Coking coal

The Indian government is also seeking to increase domestic production of this raw material

India and Australia will start bilateral talks to ensure stable supplies of coking coal. This was reported by SteelOrbis, citing sources in the Indian government.

In this way, India seeks to help its steel mills, which are suffering from falling supplies and rising prices for this raw material.

Indian steel mills import almost 70 million tons of coking coal per year, with about half of these supplies coming from Australia. As unfavorable weather conditions have affected imports of Australian raw materials, Indian steelmakers are facing a shortage. Despite the increase in purchases of cheaper coking coal from Russia, local mills are completely dependent on Australian mines for the supply of some specific grades.

According to an Indian government official, last month, prices for coking coal from Australia increased by 50% and exceeded $350/t, due to a decrease in supplies from mines in Queensland.

By 2030, SteelMint estimates that India’s steel production is likely to grow to 210 million tons.
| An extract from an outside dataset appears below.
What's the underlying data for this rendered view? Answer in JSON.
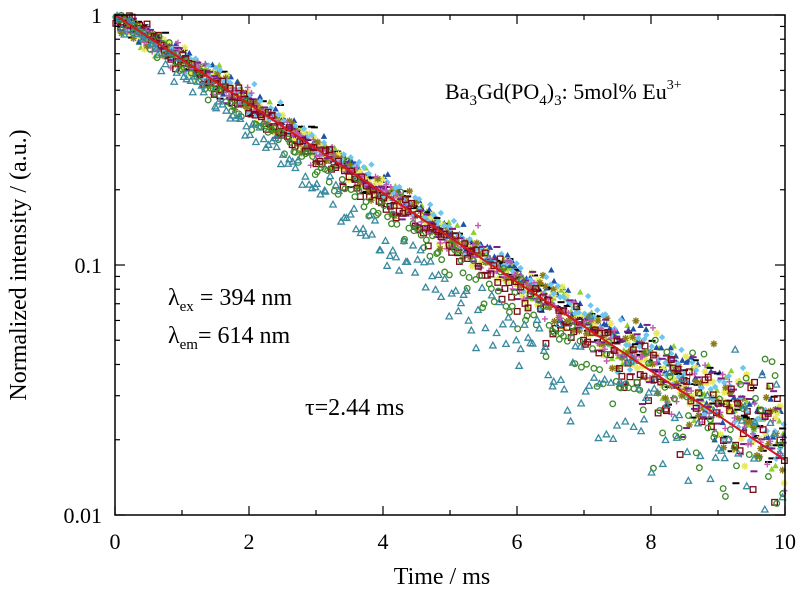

Of the approximately 80 million tons of capacity that will be commissioned in India by 2030, 66% will be BF-BOF technology.

The growth of steel production in India using the converter method, given the forecast of pig iron production at 140 million tons in 2030, will require 117 million tons of metallurgical coal (approximately 88 million tons will be coking coal, the rest will be PCI coal).

In 2022, India’s coking coal production was about 60 million tons, but only 10-12% was processed into coke.

The only obstacle that could prevent Indian steelmakers from meeting their 2030 steel production targets is a growing shortage of coking coal, sources say, with both the desired grades and total volumes likely to become scarce.

Indian coal has a high ash content, so most of the coking coal is imported – 80-85% of the demand is currently met by foreign supplies. To reduce this dependence, the government has developed a program to explore and produce domestic coking coal, set up processing plants and allocate mines through auctions with the aim of reaching 140 million tons of raw coking coal production by 2030.

Earlier, EcoPolitic wrote, that the world steel industry can feel from the beginning of the 2030s growing deficit of coking coal if decarbonisation of the industry is slower than expected or demand for steel is higher. Such a forecast was announced by experts at the specialized summit of the Indian Steel Association (ISA). The steel industry depends on a very narrow supply base, which is a major cause of disruptions and volatility.